MedPAC Considers 1% Payment Increase for Hospitals
On December 6, the Medicare Payment Advisory Commission (“MedPAC”) discussed draft recommendations calling for a 1% increase in inpatient and outpatient hospital payments in 2013. MedPAC, an independent body that advises Congress on Medicare payment policy, is scheduled to vote on the recommendations when they reconvene on January 17-18, 2013. During the comment period, most MedPAC members indicated their support for the recommendation.
The 1% increase would be less than the 1.8% hike Congress has scheduled for inpatient hospital payments for 2014 and a 2% hike schedule for outpatient payments. The inpatient hospital increase is scheduled to take effect on October 1, 2013. The outpatient payment increase starts on January 1, 2014.
The draft recommendation does not take into account automatic spending cuts of 2% for Medicare providers in 2013 that will go into effect as part of sequestration unless Congress takes action to avert them prior to January 1, 2013.
The MedPAC analysis estimated most hospitals continue to lose money on Medicare patients. According to the analysis, hospitals had a negative 5.8% Medicare margin in 2011 compared to a negative 4.7% margin in 2010. The analysis will be available on the MedPAC website within 3-5 business days.
Senate Finance Committee Urged to Extend Rural Hospital Provisions
On December 3, Senator Schumer (D-NY) and Senator Grassley (R-IA), along with 29 other Senators, wrote a letter to the Senate Finance Committee urging inclusion of legislation (S. 2620) that would extend the Medicare Dependent Hospital (“MDH”) and Low-Volume Hospital (“LVH”) programs for rural hospitals. Both MDH and LVH programs recently expired at the end of September 2012. The legislation would continue the programs until September 30, 2013.
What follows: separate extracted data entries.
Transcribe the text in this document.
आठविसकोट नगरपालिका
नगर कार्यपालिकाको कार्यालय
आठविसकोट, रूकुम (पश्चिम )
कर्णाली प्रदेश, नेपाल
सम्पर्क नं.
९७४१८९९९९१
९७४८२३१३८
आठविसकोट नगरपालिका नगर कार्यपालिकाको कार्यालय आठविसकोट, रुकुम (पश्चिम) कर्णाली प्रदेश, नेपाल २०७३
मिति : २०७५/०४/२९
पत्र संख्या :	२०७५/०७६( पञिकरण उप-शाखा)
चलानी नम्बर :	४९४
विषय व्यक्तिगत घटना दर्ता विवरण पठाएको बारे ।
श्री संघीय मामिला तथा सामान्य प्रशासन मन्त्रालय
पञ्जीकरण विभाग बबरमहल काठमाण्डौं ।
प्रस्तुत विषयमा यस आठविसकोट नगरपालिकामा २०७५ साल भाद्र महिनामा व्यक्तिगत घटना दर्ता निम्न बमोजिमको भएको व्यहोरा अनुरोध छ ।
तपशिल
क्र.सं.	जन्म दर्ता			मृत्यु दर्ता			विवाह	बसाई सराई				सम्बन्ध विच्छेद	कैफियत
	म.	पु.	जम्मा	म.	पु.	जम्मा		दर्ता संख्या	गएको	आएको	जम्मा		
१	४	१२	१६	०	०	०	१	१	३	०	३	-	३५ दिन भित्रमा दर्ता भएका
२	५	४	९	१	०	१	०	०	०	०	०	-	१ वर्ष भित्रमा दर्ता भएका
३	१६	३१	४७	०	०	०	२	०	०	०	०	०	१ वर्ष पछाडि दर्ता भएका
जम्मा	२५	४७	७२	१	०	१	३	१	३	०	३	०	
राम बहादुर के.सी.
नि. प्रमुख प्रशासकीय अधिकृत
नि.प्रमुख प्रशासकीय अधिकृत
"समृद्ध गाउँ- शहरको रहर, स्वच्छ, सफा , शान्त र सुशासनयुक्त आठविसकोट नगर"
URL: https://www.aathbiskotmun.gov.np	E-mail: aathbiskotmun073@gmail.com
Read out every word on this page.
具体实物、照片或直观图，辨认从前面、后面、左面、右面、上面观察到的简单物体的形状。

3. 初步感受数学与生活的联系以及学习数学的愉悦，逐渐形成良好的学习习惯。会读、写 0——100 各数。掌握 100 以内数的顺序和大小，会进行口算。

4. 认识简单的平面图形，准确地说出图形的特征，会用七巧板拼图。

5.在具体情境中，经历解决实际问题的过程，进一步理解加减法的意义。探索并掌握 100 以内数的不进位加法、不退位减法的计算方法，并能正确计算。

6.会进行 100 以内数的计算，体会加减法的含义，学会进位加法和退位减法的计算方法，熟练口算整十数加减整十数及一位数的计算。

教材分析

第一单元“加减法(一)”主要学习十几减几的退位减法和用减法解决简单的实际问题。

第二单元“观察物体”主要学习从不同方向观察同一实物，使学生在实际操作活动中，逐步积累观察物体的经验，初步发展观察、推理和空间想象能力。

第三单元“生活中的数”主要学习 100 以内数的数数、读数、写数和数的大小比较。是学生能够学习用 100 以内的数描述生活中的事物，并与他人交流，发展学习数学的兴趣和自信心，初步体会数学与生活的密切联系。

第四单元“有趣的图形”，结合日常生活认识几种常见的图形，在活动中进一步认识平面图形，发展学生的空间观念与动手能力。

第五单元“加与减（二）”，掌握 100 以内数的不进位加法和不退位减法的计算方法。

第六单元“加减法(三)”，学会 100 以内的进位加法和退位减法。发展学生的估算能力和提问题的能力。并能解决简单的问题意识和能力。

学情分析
The bipartisan letter asks the Senate Finance Committee to include the rural hospital access bill as part of the upcoming Medicare physician payment legislation. Many expect the Medicare physician payment legislation to be included in the year-end fiscal cliff deal. The letter stressed the assistance the MDH and LVH programs provide to rural hospitals that are facing an “array of financial difficulties and operational challenges under current Medicare Prospective Payment System.”
IRS Issues Final Rule on Medical Device Tax
On December 4, the IRS released a 58-page final rule explaining how medical device manufacturers will have to comply with a new 2.3% tax on medical device products starting in 2013. Generally, under the final rule, a “taxable medical device” is a device that is listed as a device with the FDA under section 510(j) of the Federal Food, Drug and Cosmetic Act, and 21 CFR part 807, pursuant to FDA requirements.
Of note to hospitals, the rule clarified that the device tax will not apply to custom kits that hospitals make to package devices that they plan to use in their own facilities for surgery or other procedures.
Unless Congress repeals or amends the rule, device manufacturers will be required to start making bi-monthly tax payments starting January 29, 2013. The first quarterly return for the device tax is due April 30 for the months of January-March 2013. The medical device industry is pushing Congress for a complete repeal of the rule. The lobbying effort is expected to continue in 2013 as the repeal could be included in a broader tax overhaul.
CMS Issues ICD-10 Reference Tool Despite Continuing AMA Pushback
CMS’s ICD-10 Project recently released a definitions manual and code reference tool available under “downloads” on the project website. The reference tool is intended for health providers to better understand the impact of the ICD-10 diagnosis and procedure codes on the MS-DRG system. Hospitals and other entities covered by the Health Insurance Portability and Accountability Act must convert to the ICD-10 coding system by October 1, 2014.
While CMS continues with ICD-10 implementation, the American Medical Association (“AMA”) is working with its members to sign on to a letter to CMS urging the administration to eliminate the implementation of ICD-10. The AMA letter expresses the group’s strong concerns about the costs and burdens of ICD-10 and questions whether there is any direct benefit to patients.
Legislation Introduced
H.R. 6626: Rep. Honda (D-CA) introduced the Health Care Innovation and Marketplace Technologies Act. The legislation would allow for a deduction for an amount equal to the amount paid or incurred by a health care provider for qualified health information technology placed in service by the provider during the taxable year. The deduction would be capped at $250,000 for a taxable year.
Next Week in Washington
The Senate reconvenes on Monday and the House on Tuesday, December 11 to a limited agenda. During the brief recess, leaders are expected to continue negotiations on the fiscal cliff, which remains the major issue in Congress. The health entitlement component of the deal remains mired in disagreements and tied to raising taxes. With only 25 days remaining before the cliff is reached, negotiations are expected to intensify in the coming week.